Given the Note dataclass and create_note function above,
generate three additional test functions that cover edge
cases I might have missed. Each test should use type
annotations and clear assert statements.

Review the AI's tests. Do they test meaningful scenarios? Do the assertions check the right values? Run them alongside your existing tests to verify they pass.

What you're learning: You are evaluating AI-generated tests for quality and completeness, a skill you will use in every project.


Key Takeaways

  1. Dataclasses replace dicts as the data model for SmartNotes. Every function that accepted dict[str, str] now accepts Note, gaining type safety, autocomplete, and pyright checking.

  2. The transformation is mechanical. Change the parameter type, replace bracket notation with dot notation, and update the return type. The logic stays the same.

  3. Tests with dataclass instances are clearer. Creating Note(title="...", body="...") in a test is more readable than building a dictionary, and equality comparison with == checks every field automatically.

  4. Dataclasses do not validate types at runtime. Note(title=999) creates an instance without error. Pyright catches this statically, but runtime validation requires Pydantic (Phase 3b).

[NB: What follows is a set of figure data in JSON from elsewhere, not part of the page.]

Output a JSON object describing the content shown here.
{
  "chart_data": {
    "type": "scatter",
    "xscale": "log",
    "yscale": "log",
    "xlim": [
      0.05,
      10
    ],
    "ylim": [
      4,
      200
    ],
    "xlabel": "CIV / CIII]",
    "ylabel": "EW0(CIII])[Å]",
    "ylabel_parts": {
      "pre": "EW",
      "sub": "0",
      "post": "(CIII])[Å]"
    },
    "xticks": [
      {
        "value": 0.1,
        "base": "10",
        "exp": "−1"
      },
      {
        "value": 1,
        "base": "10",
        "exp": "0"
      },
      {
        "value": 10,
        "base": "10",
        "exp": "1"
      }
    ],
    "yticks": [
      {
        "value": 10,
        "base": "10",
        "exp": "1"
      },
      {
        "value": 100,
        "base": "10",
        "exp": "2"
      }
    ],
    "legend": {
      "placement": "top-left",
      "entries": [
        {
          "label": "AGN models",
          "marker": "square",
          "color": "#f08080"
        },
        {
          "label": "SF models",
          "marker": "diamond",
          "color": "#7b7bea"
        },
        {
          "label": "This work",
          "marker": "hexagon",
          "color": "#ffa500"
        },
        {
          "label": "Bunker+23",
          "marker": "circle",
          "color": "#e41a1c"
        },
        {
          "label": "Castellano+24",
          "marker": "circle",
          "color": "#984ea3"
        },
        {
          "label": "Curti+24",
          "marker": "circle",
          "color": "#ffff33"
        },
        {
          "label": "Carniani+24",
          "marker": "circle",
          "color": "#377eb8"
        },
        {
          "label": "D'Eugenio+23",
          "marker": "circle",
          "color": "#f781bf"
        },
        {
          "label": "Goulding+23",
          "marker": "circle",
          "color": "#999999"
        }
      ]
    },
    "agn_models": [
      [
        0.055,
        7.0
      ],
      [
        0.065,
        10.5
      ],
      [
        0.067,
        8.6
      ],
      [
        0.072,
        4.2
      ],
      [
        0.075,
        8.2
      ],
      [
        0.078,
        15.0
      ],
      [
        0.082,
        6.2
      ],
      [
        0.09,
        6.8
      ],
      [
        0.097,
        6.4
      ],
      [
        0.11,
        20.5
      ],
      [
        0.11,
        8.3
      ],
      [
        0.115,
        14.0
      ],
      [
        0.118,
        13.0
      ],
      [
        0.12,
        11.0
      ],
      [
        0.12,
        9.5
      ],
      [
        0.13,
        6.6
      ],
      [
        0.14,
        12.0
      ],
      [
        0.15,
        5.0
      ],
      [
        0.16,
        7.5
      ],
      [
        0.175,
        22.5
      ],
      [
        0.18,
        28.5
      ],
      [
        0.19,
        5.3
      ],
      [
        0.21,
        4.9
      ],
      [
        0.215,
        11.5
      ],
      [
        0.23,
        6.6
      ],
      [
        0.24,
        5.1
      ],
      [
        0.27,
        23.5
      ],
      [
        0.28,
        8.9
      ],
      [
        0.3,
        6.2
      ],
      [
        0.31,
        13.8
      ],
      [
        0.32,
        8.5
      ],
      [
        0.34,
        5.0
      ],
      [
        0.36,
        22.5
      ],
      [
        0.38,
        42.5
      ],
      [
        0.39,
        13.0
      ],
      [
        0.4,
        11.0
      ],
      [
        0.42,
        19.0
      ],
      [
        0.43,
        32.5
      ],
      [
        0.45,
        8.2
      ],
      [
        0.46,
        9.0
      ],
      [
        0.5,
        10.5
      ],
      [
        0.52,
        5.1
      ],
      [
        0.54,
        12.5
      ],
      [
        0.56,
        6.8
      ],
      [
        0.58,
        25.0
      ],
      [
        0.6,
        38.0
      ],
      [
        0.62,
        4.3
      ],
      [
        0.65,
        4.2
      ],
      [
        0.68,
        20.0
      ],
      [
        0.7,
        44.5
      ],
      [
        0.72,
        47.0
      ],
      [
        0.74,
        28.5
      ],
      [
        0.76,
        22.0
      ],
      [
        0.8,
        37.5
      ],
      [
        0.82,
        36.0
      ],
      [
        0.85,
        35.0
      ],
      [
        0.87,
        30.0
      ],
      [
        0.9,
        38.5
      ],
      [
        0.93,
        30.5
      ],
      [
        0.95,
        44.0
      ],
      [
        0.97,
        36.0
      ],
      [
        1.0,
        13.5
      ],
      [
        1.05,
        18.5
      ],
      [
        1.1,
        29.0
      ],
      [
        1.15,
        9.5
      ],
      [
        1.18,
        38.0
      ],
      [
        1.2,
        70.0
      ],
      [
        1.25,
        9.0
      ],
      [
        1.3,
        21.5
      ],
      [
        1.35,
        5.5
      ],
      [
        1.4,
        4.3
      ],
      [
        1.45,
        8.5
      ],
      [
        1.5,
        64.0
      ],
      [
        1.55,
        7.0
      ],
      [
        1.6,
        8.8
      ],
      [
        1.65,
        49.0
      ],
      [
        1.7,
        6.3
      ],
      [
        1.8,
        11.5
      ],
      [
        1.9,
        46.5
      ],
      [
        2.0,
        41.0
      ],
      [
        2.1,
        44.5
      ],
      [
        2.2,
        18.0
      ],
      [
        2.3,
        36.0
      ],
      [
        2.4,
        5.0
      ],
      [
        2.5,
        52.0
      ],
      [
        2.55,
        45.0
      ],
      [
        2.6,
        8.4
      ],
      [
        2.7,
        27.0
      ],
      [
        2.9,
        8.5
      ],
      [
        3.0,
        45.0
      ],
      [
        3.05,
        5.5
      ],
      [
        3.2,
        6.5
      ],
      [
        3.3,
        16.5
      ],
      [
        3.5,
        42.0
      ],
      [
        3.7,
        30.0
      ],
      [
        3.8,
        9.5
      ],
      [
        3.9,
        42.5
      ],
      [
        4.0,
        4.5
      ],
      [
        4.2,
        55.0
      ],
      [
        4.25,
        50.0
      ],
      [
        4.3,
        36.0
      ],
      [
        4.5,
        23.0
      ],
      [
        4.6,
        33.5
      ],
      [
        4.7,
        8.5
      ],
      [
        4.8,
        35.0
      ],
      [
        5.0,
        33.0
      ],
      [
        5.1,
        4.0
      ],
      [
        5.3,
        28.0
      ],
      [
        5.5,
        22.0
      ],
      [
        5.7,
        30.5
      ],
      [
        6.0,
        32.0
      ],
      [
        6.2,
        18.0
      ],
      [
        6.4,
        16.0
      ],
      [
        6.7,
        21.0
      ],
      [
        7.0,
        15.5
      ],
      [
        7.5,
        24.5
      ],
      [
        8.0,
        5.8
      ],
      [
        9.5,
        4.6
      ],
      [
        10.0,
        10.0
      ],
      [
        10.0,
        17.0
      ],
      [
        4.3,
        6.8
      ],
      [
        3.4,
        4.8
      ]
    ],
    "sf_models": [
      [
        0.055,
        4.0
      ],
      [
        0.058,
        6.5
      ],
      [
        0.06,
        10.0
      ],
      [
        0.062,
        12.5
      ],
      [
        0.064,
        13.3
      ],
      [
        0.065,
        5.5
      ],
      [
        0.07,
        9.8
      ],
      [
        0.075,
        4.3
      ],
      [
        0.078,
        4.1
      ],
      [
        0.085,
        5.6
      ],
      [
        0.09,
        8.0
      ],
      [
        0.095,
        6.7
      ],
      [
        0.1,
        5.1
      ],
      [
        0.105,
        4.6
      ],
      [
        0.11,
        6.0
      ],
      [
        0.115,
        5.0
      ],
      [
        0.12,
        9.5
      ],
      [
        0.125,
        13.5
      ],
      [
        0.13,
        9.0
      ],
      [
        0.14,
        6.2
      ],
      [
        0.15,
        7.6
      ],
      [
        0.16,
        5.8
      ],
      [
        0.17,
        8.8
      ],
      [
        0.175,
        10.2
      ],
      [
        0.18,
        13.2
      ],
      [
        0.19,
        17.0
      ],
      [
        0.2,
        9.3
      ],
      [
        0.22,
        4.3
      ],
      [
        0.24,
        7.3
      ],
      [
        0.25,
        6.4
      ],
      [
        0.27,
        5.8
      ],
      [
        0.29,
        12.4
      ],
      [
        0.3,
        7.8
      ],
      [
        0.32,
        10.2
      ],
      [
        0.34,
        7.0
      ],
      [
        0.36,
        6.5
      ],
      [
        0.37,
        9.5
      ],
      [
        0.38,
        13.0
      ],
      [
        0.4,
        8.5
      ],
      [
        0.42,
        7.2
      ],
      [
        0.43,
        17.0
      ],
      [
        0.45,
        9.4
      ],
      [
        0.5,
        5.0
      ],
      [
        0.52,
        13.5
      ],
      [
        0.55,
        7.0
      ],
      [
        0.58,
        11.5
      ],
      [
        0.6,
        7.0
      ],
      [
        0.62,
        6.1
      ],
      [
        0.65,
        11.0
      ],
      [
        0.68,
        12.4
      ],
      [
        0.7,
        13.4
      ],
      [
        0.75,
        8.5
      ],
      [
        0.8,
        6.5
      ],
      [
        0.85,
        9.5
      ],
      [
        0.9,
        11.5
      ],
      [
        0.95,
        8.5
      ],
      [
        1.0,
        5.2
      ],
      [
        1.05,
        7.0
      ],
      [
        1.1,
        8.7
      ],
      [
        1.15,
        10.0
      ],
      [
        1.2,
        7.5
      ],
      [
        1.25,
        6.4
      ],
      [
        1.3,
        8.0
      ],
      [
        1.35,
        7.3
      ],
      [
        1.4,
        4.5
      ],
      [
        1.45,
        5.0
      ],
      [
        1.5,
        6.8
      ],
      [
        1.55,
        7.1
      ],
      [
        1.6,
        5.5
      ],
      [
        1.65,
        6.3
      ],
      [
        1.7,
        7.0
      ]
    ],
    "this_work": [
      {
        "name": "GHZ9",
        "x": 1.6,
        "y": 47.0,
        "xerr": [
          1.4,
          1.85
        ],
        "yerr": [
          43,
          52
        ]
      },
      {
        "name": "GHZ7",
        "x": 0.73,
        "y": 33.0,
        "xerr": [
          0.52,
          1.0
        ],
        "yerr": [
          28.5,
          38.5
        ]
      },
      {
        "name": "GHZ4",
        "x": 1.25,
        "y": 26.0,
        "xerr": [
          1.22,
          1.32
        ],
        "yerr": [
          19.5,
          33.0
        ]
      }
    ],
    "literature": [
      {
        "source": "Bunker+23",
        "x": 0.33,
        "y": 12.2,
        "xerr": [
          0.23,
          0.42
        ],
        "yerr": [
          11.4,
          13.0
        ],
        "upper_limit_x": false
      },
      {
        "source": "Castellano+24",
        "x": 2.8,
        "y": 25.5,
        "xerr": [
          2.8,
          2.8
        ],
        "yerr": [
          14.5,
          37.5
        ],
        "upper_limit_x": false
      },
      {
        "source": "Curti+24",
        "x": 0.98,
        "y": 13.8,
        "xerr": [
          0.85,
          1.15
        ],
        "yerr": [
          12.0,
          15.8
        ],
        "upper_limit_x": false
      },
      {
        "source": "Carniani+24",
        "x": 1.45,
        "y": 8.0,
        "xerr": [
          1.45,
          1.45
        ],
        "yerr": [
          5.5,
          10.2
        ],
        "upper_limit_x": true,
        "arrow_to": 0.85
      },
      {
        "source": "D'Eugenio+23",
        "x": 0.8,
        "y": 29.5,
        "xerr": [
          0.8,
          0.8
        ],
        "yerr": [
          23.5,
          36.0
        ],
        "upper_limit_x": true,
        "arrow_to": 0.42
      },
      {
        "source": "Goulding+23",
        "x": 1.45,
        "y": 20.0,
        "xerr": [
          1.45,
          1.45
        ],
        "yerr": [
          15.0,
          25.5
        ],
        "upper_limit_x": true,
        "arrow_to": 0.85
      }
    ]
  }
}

  5. The dict-to-dataclass transformation is a pattern you will repeat. Most Python projects start with dicts and graduate to dataclasses (or Pydantic models) as the code grows. Recognizing when to make this shift is a professional skill.


Looking Ahead

You have transformed SmartNotes from fragile dictionaries to structured dataclasses. Your code is now type-checked, autocompleted, and tested. Chapter 52 takes your testing to the next level: fixtures for reusable setup, parametrize for testing many cases at once, and coverage measurement to prove your test suite is complete.